ほ

夜明けのすべてのほのレビュー・感想・評価

夜明けのすべて(2024年製作の映画)
3.9
三宅唱監督の撮る街と光がすきだなあ。山添くんが自転車で街を走るシーンは引きの画が優しくて、とっても気持ちよかった。ただの市井の人間であることの歓びを感じる。

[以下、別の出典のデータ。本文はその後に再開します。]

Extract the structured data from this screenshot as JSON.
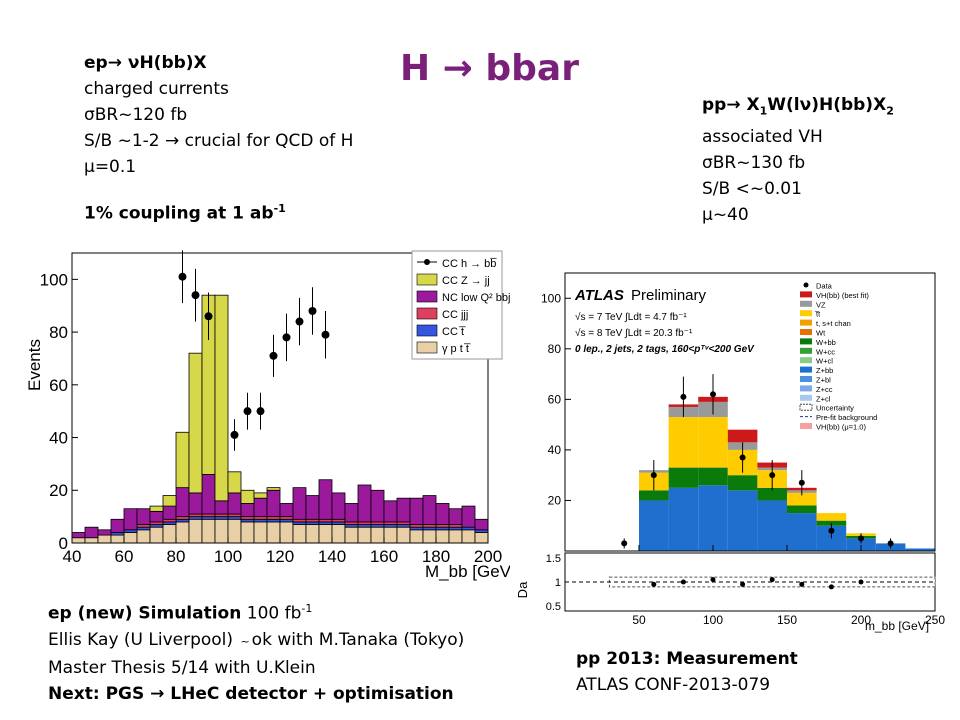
{
  "title": "H → bbar",
  "ep_block": {
    "line1": "ep→ νH(bb)X",
    "line2": "charged currents",
    "line3": "σBR~120 fb",
    "line4": "S/B ~1-2 → crucial for QCD of H",
    "line5": "μ=0.1",
    "coupling_text": "1% coupling at 1 ab",
    "coupling_sup": "-1"
  },
  "pp_block": {
    "line1_pre": "pp→ X",
    "line1_s1": "1",
    "line1_mid": "W(lν)H(bb)X",
    "line1_s2": "2",
    "line2": "associated VH",
    "line3": "σBR~130 fb",
    "line4": "S/B <~0.01",
    "line5": "μ~40"
  },
  "ep_caption": {
    "line1_bold": "ep (new) Simulation",
    "line1_rest": " 100 fb",
    "line1_sup": "-1",
    "line2_a": "Ellis Kay (U Liverpool)",
    "line2_tilde": "~",
    "line2_b": "ok with M.Tanaka (Tokyo)",
    "line3": "Master Thesis 5/14 with U.Klein",
    "line4": "Next: PGS → LHeC detector + optimisation"
  },
  "pp_caption": {
    "line1": "pp 2013: Measurement",
    "line2": "ATLAS CONF-2013-079"
  },
  "colors": {
    "title": "#7a1f7a",
    "cc_zjj": "#d7d74a",
    "nc_lowq2": "#9b1a9b",
    "cc_jjj": "#e04060",
    "cct": "#3355e0",
    "gamma_ptt": "#e8cfa5",
    "zbb": "#1f6fcf",
    "wbb": "#0a7a0a",
    "ttbar": "#ffcc00",
    "vz": "#999999",
    "vh": "#cc1a1a"
  },
  "chart_data": [
    {
      "type": "bar",
      "stacked": true,
      "xlabel": "M_bb [GeV]",
      "ylabel": "Events",
      "xlim": [
        40,
        200
      ],
      "ylim": [
        0,
        110
      ],
      "x_ticks": [
        40,
        60,
        80,
        100,
        120,
        140,
        160,
        180,
        200
      ],
      "y_ticks": [
        0,
        20,
        40,
        60,
        80,
        100
      ],
      "bin_edges": [
        40,
        45,
        50,
        55,
        60,
        65,
        70,
        75,
        80,
        85,
        90,
        95,
        100,
        105,
        110,
        115,
        120,
        125,
        130,
        135,
        140,
        145,
        150,
        155,
        160,
        165,
        170,
        175,
        180,
        185,
        190,
        195,
        200
      ],
      "series": [
        {
          "name": "γ p t t̅",
          "color": "#e8cfa5",
          "values": [
            2,
            2,
            3,
            3,
            4,
            5,
            6,
            7,
            8,
            9,
            9,
            9,
            9,
            8,
            8,
            8,
            8,
            7,
            7,
            7,
            7,
            6,
            6,
            6,
            6,
            6,
            5,
            5,
            5,
            5,
            5,
            4
          ]
        },
        {
          "name": "CC t̅",
          "color": "#3355e0",
          "values": [
            0,
            0,
            0,
            1,
            1,
            1,
            1,
            1,
            1,
            1,
            1,
            1,
            1,
            1,
            1,
            1,
            1,
            1,
            1,
            1,
            1,
            1,
            1,
            1,
            1,
            1,
            1,
            1,
            1,
            1,
            1,
            1
          ]
        },
        {
          "name": "CC jjj",
          "color": "#e04060",
          "values": [
            0,
            0,
            0,
            0,
            0,
            1,
            1,
            1,
            1,
            1,
            1,
            1,
            1,
            1,
            1,
            1,
            1,
            1,
            1,
            1,
            1,
            1,
            1,
            1,
            1,
            1,
            1,
            1,
            1,
            1,
            0,
            0
          ]
        },
        {
          "name": "NC low Q² bbj",
          "color": "#9b1a9b",
          "values": [
            2,
            4,
            2,
            5,
            8,
            6,
            4,
            5,
            11,
            8,
            15,
            5,
            8,
            5,
            7,
            10,
            5,
            12,
            9,
            15,
            10,
            7,
            14,
            12,
            8,
            9,
            10,
            11,
            8,
            6,
            8,
            4
          ]
        },
        {
          "name": "CC Z → jj",
          "color": "#d7d74a",
          "values": [
            0,
            0,
            0,
            0,
            0,
            0,
            2,
            4,
            21,
            53,
            68,
            78,
            8,
            5,
            2,
            1,
            0,
            0,
            0,
            0,
            0,
            0,
            0,
            0,
            0,
            0,
            0,
            0,
            0,
            0,
            0,
            0
          ]
        }
      ],
      "points": {
        "name": "CC h → bb̅",
        "x": [
          82.5,
          87.5,
          92.5,
          102.5,
          107.5,
          112.5,
          117.5,
          122.5,
          127.5,
          132.5,
          137.5
        ],
        "y": [
          101,
          94,
          86,
          41,
          50,
          50,
          71,
          78,
          84,
          88,
          79
        ],
        "yerr": [
          10,
          10,
          9,
          6,
          7,
          7,
          8,
          9,
          9,
          9,
          9
        ]
      },
      "legend": [
        "CC h → bb̅",
        "CC Z → jj",
        "NC low Q² bbj",
        "CC jjj",
        "CC t̅",
        "γ p t t̅"
      ],
      "legend_position": "top-right"
    },
    {
      "type": "bar",
      "stacked": true,
      "xlabel": "m_bb [GeV]",
      "ylabel": "",
      "xlim": [
        0,
        250
      ],
      "ylim": [
        0,
        110
      ],
      "x_ticks": [
        50,
        100,
        150,
        200,
        250
      ],
      "y_ticks": [
        20,
        40,
        60,
        80,
        100
      ],
      "atlas_label": "ATLAS",
      "atlas_sub": "Preliminary",
      "info_lines": [
        "√s = 7 TeV ∫Ldt = 4.7 fb⁻¹",
        "√s = 8 TeV ∫Ldt = 20.3 fb⁻¹",
        "0 lep., 2 jets, 2 tags, 160<pᵀᵛ<200 GeV"
      ],
      "bin_edges": [
        30,
        50,
        70,
        90,
        110,
        130,
        150,
        170,
        190,
        210,
        230,
        250
      ],
      "series": [
        {
          "name": "Z+bb",
          "color": "#1f6fcf",
          "values": [
            0,
            20,
            25,
            26,
            24,
            20,
            15,
            10,
            5,
            3,
            1
          ]
        },
        {
          "name": "W+bb",
          "color": "#0a7a0a",
          "values": [
            0,
            4,
            8,
            7,
            6,
            5,
            3,
            2,
            1,
            0,
            0
          ]
        },
        {
          "name": "t̅t",
          "color": "#ffcc00",
          "values": [
            0,
            7,
            20,
            20,
            10,
            7,
            5,
            3,
            1,
            0,
            0
          ]
        },
        {
          "name": "VZ",
          "color": "#999999",
          "values": [
            0,
            1,
            4,
            6,
            3,
            1,
            1,
            0,
            0,
            0,
            0
          ]
        },
        {
          "name": "VH(bb) (best fit)",
          "color": "#cc1a1a",
          "values": [
            0,
            0,
            1,
            2,
            5,
            2,
            1,
            0,
            0,
            0,
            0
          ]
        }
      ],
      "points": {
        "name": "Data",
        "x": [
          40,
          60,
          80,
          100,
          120,
          140,
          160,
          180,
          200,
          220
        ],
        "y": [
          3,
          30,
          61,
          62,
          37,
          30,
          27,
          8,
          5,
          3
        ],
        "yerr": [
          2,
          6,
          8,
          8,
          6,
          6,
          5,
          3,
          2,
          2
        ]
      },
      "legend": [
        "Data",
        "VH(bb) (best fit)",
        "VZ",
        "t̅t",
        "t, s+t chan",
        "Wt",
        "W+bb",
        "W+cc",
        "W+cl",
        "Z+bb",
        "Z+bl",
        "Z+cc",
        "Z+cl",
        "Uncertainty",
        "Pre-fit background",
        "VH(bb) (μ=1.0)"
      ],
      "legend_position": "top-right",
      "ratio_panel": {
        "ylabel": "Da",
        "y_ticks": [
          0.5,
          1,
          1.5
        ],
        "x": [
          60,
          80,
          100,
          120,
          140,
          160,
          180,
          200
        ],
        "y": [
          0.95,
          1.0,
          1.05,
          0.95,
          1.05,
          0.95,
          0.9,
          1.0
        ]
      }
    }
  ]
}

私の中で良い作品とは、その中に出てくるすべての要素がぴったしハマってて必然だと思えるものなのですが、この作品もそうだった。最初観ながらプラネタリウムの制作キットを販売している栗田科学と、PMS・パニック障害と、グリーフケアがどう繋がってくるかピンと来なかったけど、終盤のプラネタリウムのシーンでしっくりきた。自分ではどうにもならない"夜"を抱えた人たちの話なんだな。変わらないものはなく、無常の世の中だけれど、人と影響し合いながら、自分の夜を受け入れて生きる。
ちょっと本筋からは外れるかもですが、家族の介護を中心とする人生を選ぶというのは、『赤毛のアン』でアンが大学進学よりも目の悪い育ての親と暮らすことを選んだシーンを思い出す。人にはもったいないとか、自分の夢は?とか言われるだろうけど、それを選択する人生も尊いなと思う。

最後のシーンでお天気雨?が降っていたのは何だったんだろう。暗い激しい雨から始まり、暖かな柔らかい雨で終わる映画ということなのかな。
ドキュメンタリーを撮る中学生、良かったな。